芸能

JAC出身「堤真一がいい」と過去の勤勉ぶりを千葉真一が回顧

 世界に通じるアクションで知られる俳優、千葉真一氏が創設したJAC(ジャパンアクションクラブ)からは、真田広之、志穂美悦子、堤真一、春田純一といったスター、名優たちが数多く輩出されてきた。活躍する教え子たちは何が違うのかを語る千葉真一氏の言葉を、映画史・時代劇研究家の春日太一氏が綴る。

 * * *
「JAC(ジャパンアクションクラブ)の卒業公演はミュージカルでした。ミュージカルは歌って踊って、アクションした後でセリフを喋る。これは背筋と腹筋をしっかり鍛えて腹式呼吸を身につけないとできません。背筋を鍛えないで発声練習をすると胸式呼吸になってしまう。それでは声が届かないし、動きながらセリフが言えない。ですから、JACでは走りながら発声練習をさせました。

 動きのない役は動ける役者にしかできない。真田広之がまさにそうですよ。動きのない役を随分やっているけど、みんな上手い。それは、彼が動けるから。動けない人が動きのない役をやると無様にしかなりません。

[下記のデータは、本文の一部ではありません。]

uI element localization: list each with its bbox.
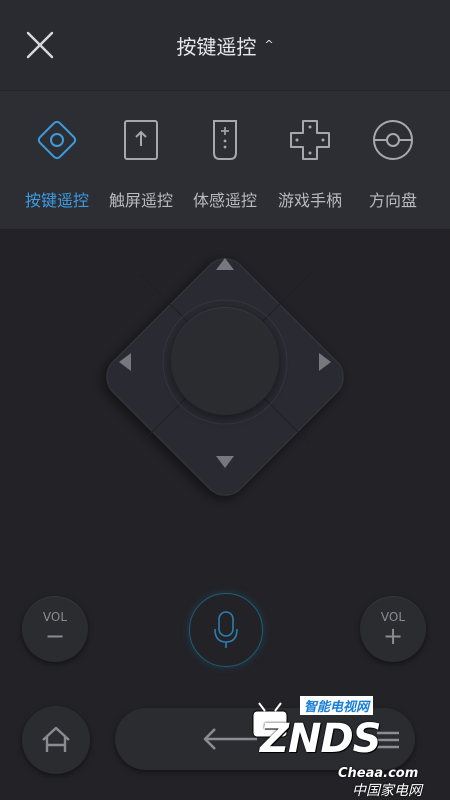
- minus-icon: −: [44, 622, 66, 650]
- triangle-right-icon: [319, 353, 331, 371]
- triangle-up-icon: [216, 258, 234, 270]
- microphone-icon: [214, 611, 238, 648]
- home-button[interactable]: [22, 706, 90, 774]
- mode-key-remote[interactable]: 按键遥控: [12, 91, 102, 229]
- dpad-left-button[interactable]: [105, 342, 145, 382]
- mode-motion-remote[interactable]: 体感遥控: [180, 91, 270, 229]
- gamepad-icon: [290, 120, 330, 160]
- voice-button[interactable]: [189, 593, 263, 667]
- steering-wheel-icon: [373, 120, 413, 160]
- chevron-up-icon: ^: [264, 37, 274, 51]
- volume-up-button[interactable]: VOL +: [360, 596, 426, 662]
- top-bar: 按键遥控 ^: [0, 0, 450, 90]
- motion-remote-icon: [213, 120, 237, 160]
- dpad-down-button[interactable]: [205, 442, 245, 482]
- mode-steering-wheel[interactable]: 方向盘: [348, 91, 438, 229]
- watermark: 智能电视网 ZNDS Cheaa.com 中国家电网: [240, 686, 450, 799]
- page-title: 按键遥控: [176, 34, 257, 59]
- touchscreen-icon: [124, 120, 158, 160]
- triangle-left-icon: [119, 353, 131, 371]
- mode-title-dropdown[interactable]: 按键遥控 ^: [0, 0, 450, 90]
- dpad-right-button[interactable]: [305, 342, 345, 382]
- mode-gamepad[interactable]: 游戏手柄: [265, 91, 355, 229]
- watermark-brand: ZNDS: [260, 716, 381, 762]
- dpad-up-button[interactable]: [205, 244, 245, 284]
- mode-touch-remote[interactable]: 触屏遥控: [96, 91, 186, 229]
- mode-label: 按键遥控: [24, 191, 89, 210]
- plus-icon: +: [382, 622, 404, 650]
- mode-selector: 按键遥控 触屏遥控 体感遥控 游戏手柄 方向盘: [0, 91, 450, 230]
- dpad-ok-button[interactable]: [171, 307, 279, 415]
- home-icon: [42, 726, 70, 752]
- watermark-top-text: 智能电视网: [300, 696, 374, 715]
- watermark-cn: 中国家电网: [352, 783, 422, 799]
- dpad-diamond-icon: [37, 120, 77, 160]
- watermark-site: Cheaa.com: [338, 766, 419, 781]
- mode-label: 方向盘: [368, 191, 417, 210]
- triangle-down-icon: [216, 456, 234, 468]
- mode-label: 游戏手柄: [277, 191, 342, 210]
- mode-label: 触屏遥控: [108, 191, 173, 210]
- volume-down-button[interactable]: VOL −: [22, 596, 88, 662]
- mode-label: 体感遥控: [192, 191, 257, 210]
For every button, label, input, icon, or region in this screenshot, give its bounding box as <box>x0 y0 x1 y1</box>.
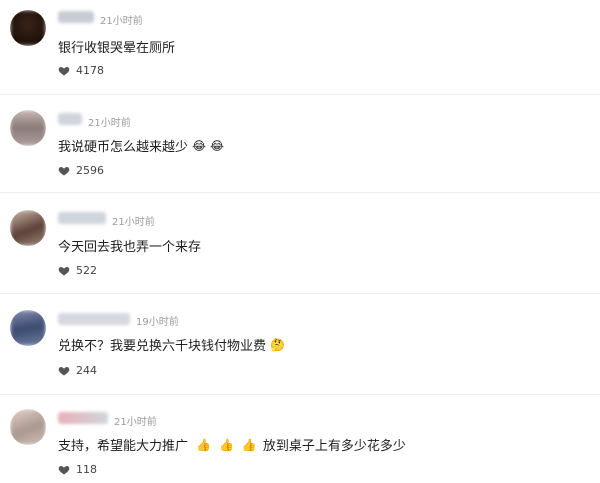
comment-text-content: 银行收银哭晕在厕所 <box>58 41 176 56</box>
comment-text-content: 我说硬币怎么越来越少 <box>58 140 189 155</box>
laughing-emoji: 😂 <box>192 138 207 153</box>
comment-text: 兑换不？我要兑换六千块钱付物业费 🤔 <box>58 335 285 355</box>
comment-time: 19小时前 <box>136 317 179 328</box>
avatar[interactable] <box>10 110 46 146</box>
avatar[interactable] <box>10 10 46 46</box>
comment-time: 21小时前 <box>88 118 131 129</box>
heart-icon <box>58 366 70 375</box>
username-blurred[interactable] <box>58 212 106 224</box>
divider <box>0 192 600 193</box>
thumbs-up-emoji: 👍 <box>241 437 257 452</box>
comment-text-content: 支持，希望能大力推广 <box>58 439 189 454</box>
heart-icon <box>58 465 70 474</box>
avatar[interactable] <box>10 409 46 445</box>
username-blurred[interactable] <box>58 412 108 424</box>
comment-text: 银行收银哭晕在厕所 <box>58 37 175 56</box>
comment-text-content-tail: 放到桌子上有多少花多少 <box>262 439 406 454</box>
comment-time: 21小时前 <box>100 16 143 27</box>
comment-text: 今天回去我也弄一个来存 <box>58 236 201 255</box>
divider <box>0 293 600 294</box>
thumbs-up-emoji: 👍 <box>218 437 234 452</box>
like-button[interactable]: 4178 <box>58 64 104 77</box>
thumbs-up-emoji: 👍 <box>196 437 211 452</box>
comment-item: 19小时前 兑换不？我要兑换六千块钱付物业费 🤔 244 <box>0 296 600 396</box>
username-blurred[interactable] <box>58 113 82 125</box>
avatar[interactable] <box>10 210 46 246</box>
comment-time: 21小时前 <box>114 417 157 428</box>
laughing-emoji: 😂 <box>210 138 225 153</box>
thinking-emoji: 🤔 <box>270 337 285 352</box>
username-blurred[interactable] <box>58 11 94 23</box>
like-count: 244 <box>76 364 97 377</box>
username-blurred[interactable] <box>58 313 130 325</box>
comment-item: 21小时前 银行收银哭晕在厕所 4178 <box>0 0 600 100</box>
comment-text: 支持，希望能大力推广 👍 👍 👍 放到桌子上有多少花多少 <box>58 435 406 455</box>
like-count: 118 <box>76 463 97 476</box>
divider <box>0 394 600 395</box>
comment-text: 我说硬币怎么越来越少 😂 😂 <box>58 136 225 156</box>
comment-item: 21小时前 今天回去我也弄一个来存 522 <box>0 196 600 296</box>
like-count: 2596 <box>76 164 104 177</box>
comment-time: 21小时前 <box>112 217 155 228</box>
like-count: 4178 <box>76 64 104 77</box>
avatar[interactable] <box>10 310 46 346</box>
like-button[interactable]: 244 <box>58 364 97 377</box>
heart-icon <box>58 66 70 75</box>
like-button[interactable]: 2596 <box>58 164 104 177</box>
comment-item: 21小时前 我说硬币怎么越来越少 😂 😂 2596 <box>0 95 600 195</box>
like-count: 522 <box>76 264 97 277</box>
like-button[interactable]: 118 <box>58 463 97 476</box>
comment-text-content: 兑换不？我要兑换六千块钱付物业费 <box>58 339 267 354</box>
comment-item: 21小时前 支持，希望能大力推广 👍 👍 👍 放到桌子上有多少花多少 118 <box>0 397 600 483</box>
comment-text-content: 今天回去我也弄一个来存 <box>58 240 202 255</box>
like-button[interactable]: 522 <box>58 264 97 277</box>
heart-icon <box>58 166 70 175</box>
heart-icon <box>58 266 70 275</box>
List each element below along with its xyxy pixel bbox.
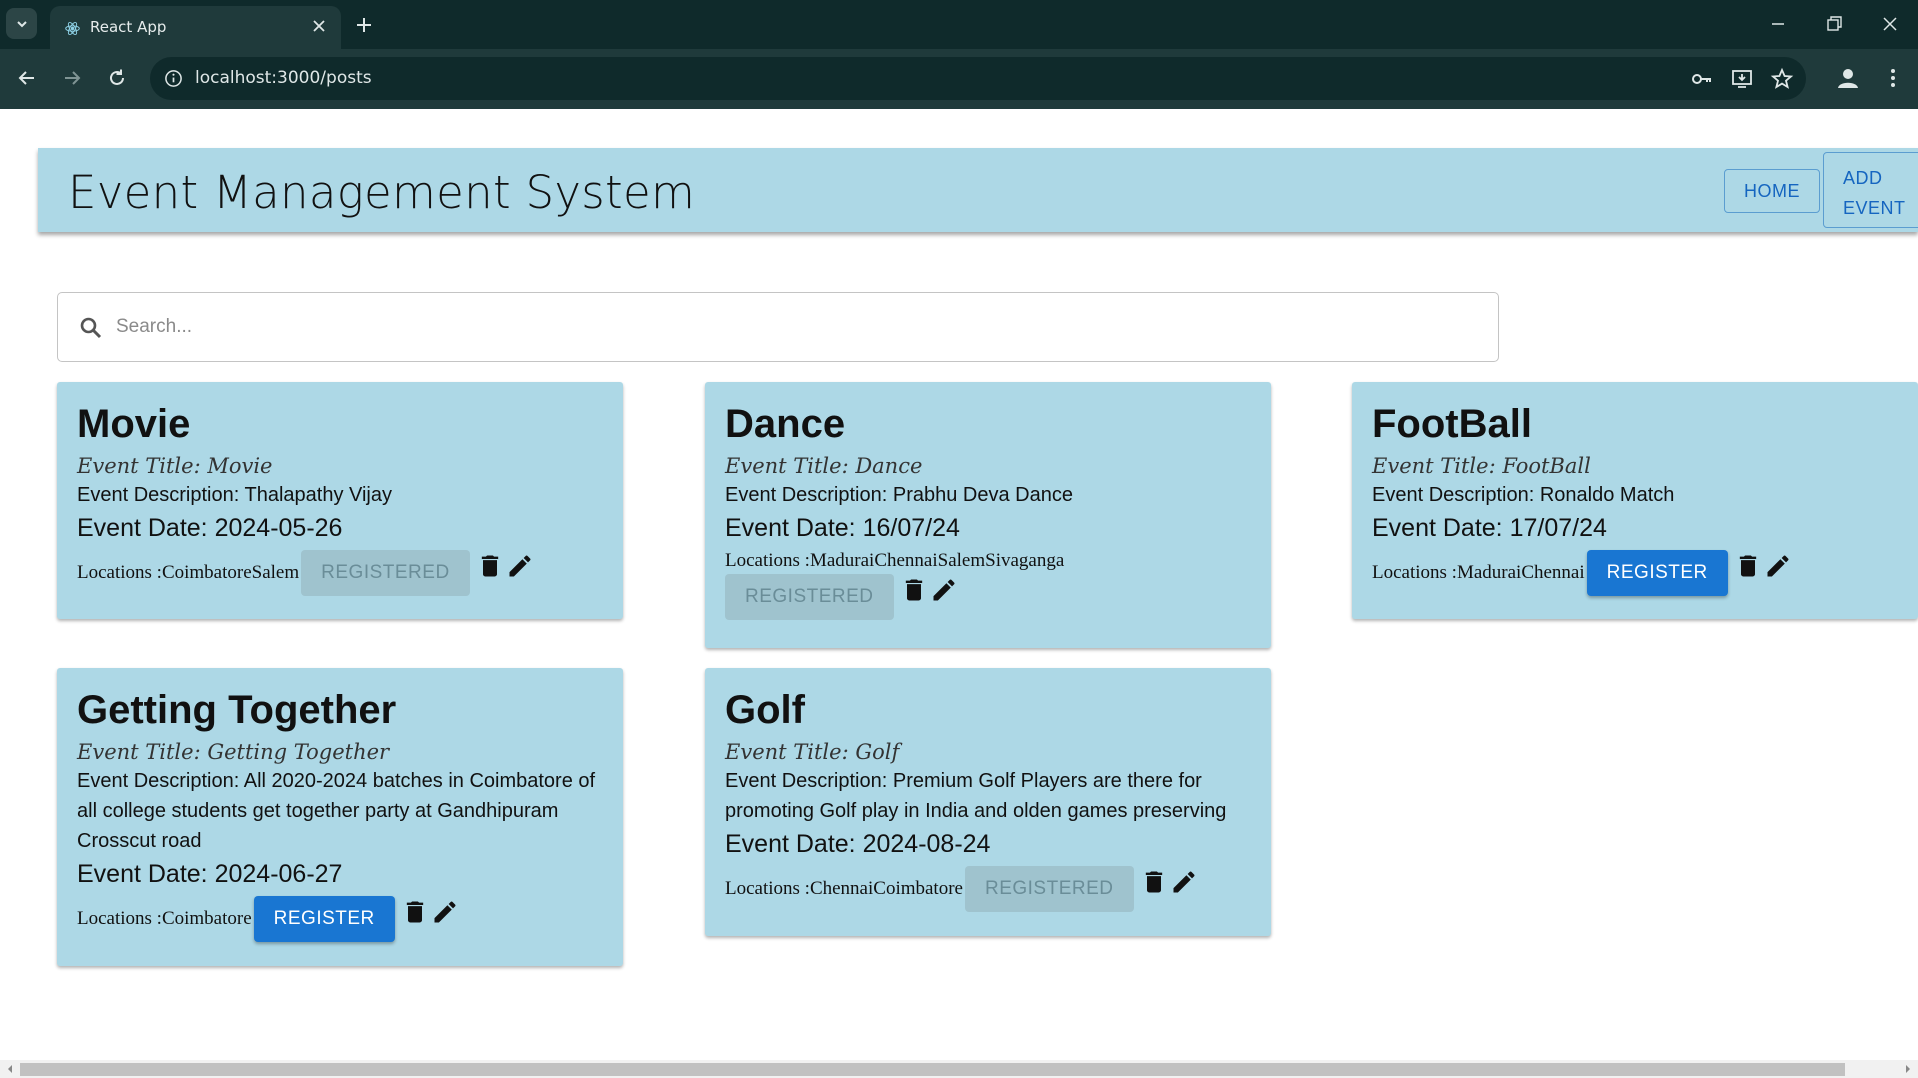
registered-button[interactable]: REGISTERED bbox=[725, 574, 894, 620]
event-locations: Locations :MaduraiChennai bbox=[1372, 562, 1585, 583]
registered-button[interactable]: REGISTERED bbox=[301, 550, 470, 596]
scroll-right-icon[interactable] bbox=[1903, 1064, 1913, 1074]
event-heading: Golf bbox=[725, 688, 805, 732]
event-heading: FootBall bbox=[1372, 402, 1532, 446]
arrow-left-icon bbox=[18, 71, 34, 85]
react-logo-icon bbox=[65, 21, 80, 36]
event-card: Dance Event Title: Dance Event Descripti… bbox=[705, 382, 1271, 648]
restore-icon[interactable] bbox=[1822, 12, 1846, 36]
app-header: Event Management System HOME ADD EVENT bbox=[38, 148, 1918, 232]
event-heading: Dance bbox=[725, 402, 846, 446]
search-box[interactable] bbox=[57, 292, 1499, 362]
reload-icon bbox=[110, 69, 124, 85]
back-button[interactable] bbox=[12, 63, 42, 93]
event-locations: Locations :CoimbatoreSalem bbox=[77, 562, 300, 583]
tab-title: React App bbox=[90, 18, 167, 36]
event-date: Event Date: 17/07/24 bbox=[1372, 514, 1607, 542]
event-title: Event Title: Golf bbox=[725, 740, 900, 764]
edit-icon[interactable] bbox=[506, 552, 534, 580]
more-menu-icon[interactable] bbox=[1880, 65, 1906, 91]
delete-icon[interactable] bbox=[1140, 868, 1168, 896]
browser-toolbar: localhost:3000/posts bbox=[0, 49, 1918, 109]
home-button[interactable]: HOME bbox=[1724, 169, 1820, 213]
event-description: Event Description: All 2020-2024 batches… bbox=[77, 770, 596, 852]
close-icon[interactable] bbox=[311, 18, 327, 34]
star-icon[interactable] bbox=[1770, 67, 1794, 91]
registered-button[interactable]: REGISTERED bbox=[964, 866, 1134, 912]
horizontal-scrollbar[interactable] bbox=[0, 1060, 1918, 1078]
event-locations: Locations :Coimbatore bbox=[77, 908, 252, 929]
browser-tabstrip: React App bbox=[0, 0, 1918, 49]
event-title: Event Title: Getting Together bbox=[77, 740, 390, 764]
new-tab-icon[interactable] bbox=[352, 13, 376, 37]
event-description: Event Description: Thalapathy Vijay bbox=[77, 484, 392, 506]
event-title: Event Title: Dance bbox=[725, 454, 923, 478]
event-title: Event Title: FootBall bbox=[1372, 454, 1591, 478]
info-icon[interactable] bbox=[164, 69, 183, 88]
add-event-button[interactable]: ADD EVENT bbox=[1823, 152, 1918, 228]
delete-icon[interactable] bbox=[401, 898, 429, 926]
event-description: Event Description: Ronaldo Match bbox=[1372, 484, 1675, 506]
event-date: Event Date: 16/07/24 bbox=[725, 514, 960, 542]
event-heading: Getting Together bbox=[77, 688, 397, 732]
event-locations: Locations :MaduraiChennaiSalemSivaganga bbox=[725, 550, 1065, 571]
event-card: FootBall Event Title: FootBall Event Des… bbox=[1352, 382, 1918, 619]
scrollbar-thumb[interactable] bbox=[20, 1063, 1845, 1076]
event-card: Movie Event Title: Movie Event Descripti… bbox=[57, 382, 623, 619]
delete-icon[interactable] bbox=[1734, 552, 1762, 580]
delete-icon[interactable] bbox=[900, 576, 928, 604]
add-event-label-line1: ADD bbox=[1843, 168, 1883, 188]
url-text[interactable]: localhost:3000/posts bbox=[195, 68, 372, 88]
event-date: Event Date: 2024-05-26 bbox=[77, 514, 343, 542]
browser-tab[interactable]: React App bbox=[50, 6, 341, 49]
event-card: Golf Event Title: Golf Event Description… bbox=[705, 668, 1271, 936]
register-button[interactable]: REGISTER bbox=[1586, 550, 1728, 596]
page-title: Event Management System bbox=[68, 166, 696, 219]
address-bar[interactable]: localhost:3000/posts bbox=[150, 57, 1806, 100]
arrow-right-icon bbox=[65, 71, 81, 85]
minimize-icon[interactable] bbox=[1766, 12, 1790, 36]
event-heading: Movie bbox=[77, 402, 191, 446]
search-input[interactable] bbox=[116, 303, 1476, 351]
reload-button[interactable] bbox=[102, 63, 132, 93]
edit-icon[interactable] bbox=[1764, 552, 1792, 580]
forward-button[interactable] bbox=[57, 63, 87, 93]
event-date: Event Date: 2024-06-27 bbox=[77, 860, 343, 888]
register-button[interactable]: REGISTER bbox=[253, 896, 395, 942]
search-icon bbox=[80, 317, 102, 339]
event-title: Event Title: Movie bbox=[77, 454, 273, 478]
edit-icon[interactable] bbox=[431, 898, 459, 926]
install-app-icon[interactable] bbox=[1730, 67, 1754, 91]
chevron-down-icon bbox=[16, 20, 27, 27]
event-description: Event Description: Premium Golf Players … bbox=[725, 770, 1227, 822]
event-locations: Locations :ChennaiCoimbatore bbox=[725, 878, 963, 899]
event-date: Event Date: 2024-08-24 bbox=[725, 830, 991, 858]
tab-search-button[interactable] bbox=[6, 8, 37, 39]
event-card: Getting Together Event Title: Getting To… bbox=[57, 668, 623, 966]
event-description: Event Description: Prabhu Deva Dance bbox=[725, 484, 1073, 506]
profile-icon[interactable] bbox=[1835, 65, 1861, 91]
window-close-icon[interactable] bbox=[1878, 12, 1902, 36]
key-icon[interactable] bbox=[1690, 67, 1714, 91]
add-event-label-line2: EVENT bbox=[1843, 198, 1906, 218]
scroll-left-icon[interactable] bbox=[5, 1064, 15, 1074]
edit-icon[interactable] bbox=[930, 576, 958, 604]
edit-icon[interactable] bbox=[1170, 868, 1198, 896]
delete-icon[interactable] bbox=[476, 552, 504, 580]
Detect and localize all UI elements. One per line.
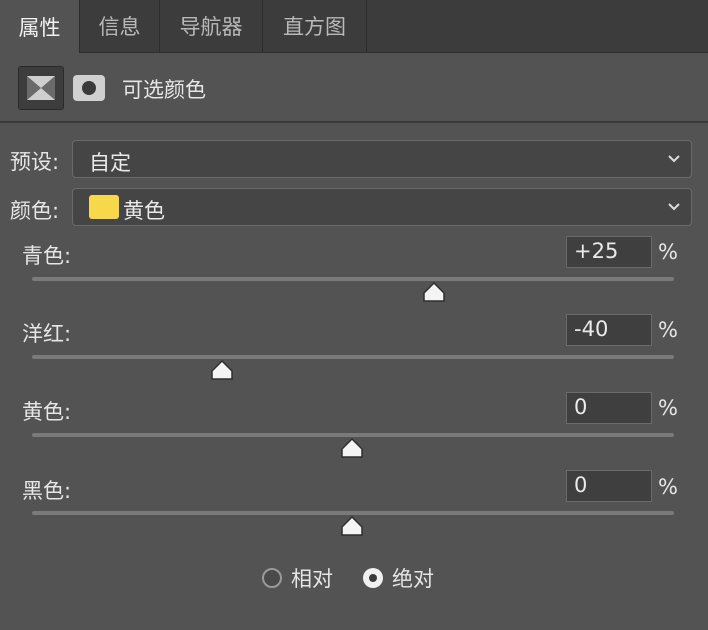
colors-select[interactable]: 黄色 [72,188,692,226]
preset-label: 预设: [10,150,60,174]
colors-label: 颜色: [10,199,60,223]
magenta-unit: % [658,318,678,342]
cyan-value-input[interactable]: +25 [566,236,652,268]
black-unit: % [658,475,678,499]
divider [0,121,708,123]
yellow-unit: % [658,396,678,420]
panel-tab-bar: 属性 信息 导航器 直方图 [0,0,708,53]
cyan-unit: % [658,240,678,264]
colors-value: 黄色 [123,199,165,223]
black-value-input[interactable]: 0 [566,470,652,502]
absolute-label[interactable]: 绝对 [392,563,434,593]
chevron-down-icon [668,155,680,163]
chevron-down-icon [668,203,680,211]
preset-select[interactable]: 自定 [72,140,692,178]
tab-navigator[interactable]: 导航器 [160,0,263,52]
magenta-slider-track[interactable] [32,355,674,359]
magenta-value-input[interactable]: -40 [566,314,652,346]
tab-info[interactable]: 信息 [80,0,160,52]
black-slider-thumb[interactable] [340,515,364,537]
tab-properties[interactable]: 属性 [0,0,80,53]
cyan-slider-track[interactable] [32,277,674,281]
yellow-label: 黄色: [22,400,72,424]
color-swatch [89,195,119,219]
yellow-value-input[interactable]: 0 [566,392,652,424]
black-label: 黑色: [22,479,72,503]
magenta-label: 洋红: [22,322,72,346]
tab-histogram[interactable]: 直方图 [263,0,367,52]
absolute-radio[interactable] [363,568,383,588]
adjustment-layer-icon[interactable] [18,66,64,110]
relative-radio[interactable] [262,568,282,588]
yellow-slider-thumb[interactable] [340,437,364,459]
panel-title: 可选颜色 [122,78,206,102]
relative-label[interactable]: 相对 [291,563,333,593]
cyan-label: 青色: [22,244,72,268]
preset-value: 自定 [89,151,131,175]
cyan-slider-thumb[interactable] [422,281,446,303]
layer-mask-icon[interactable] [72,74,106,102]
magenta-slider-thumb[interactable] [210,359,234,381]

 最近は堤真一がいい。彼も随分と勉強していましたからね。テレビの『セーラー服と機関銃』のヤクザ役は本当に上手かった。あれも肉体ですよ。歩き方がヤクザなの。いつもはヒョロヒョロしていたのに、キチンと足を開いて歩いていた。それも、動きから役に入るというパントマイムができていたからです」

●春日太一(かすが・たいち)/1977年、東京都生まれ。映画史・時代劇研究家。著書に『天才 勝新太郎』(文春新書)、『仲代達矢が語る日本映画黄金時代』(PHP新書)ほか。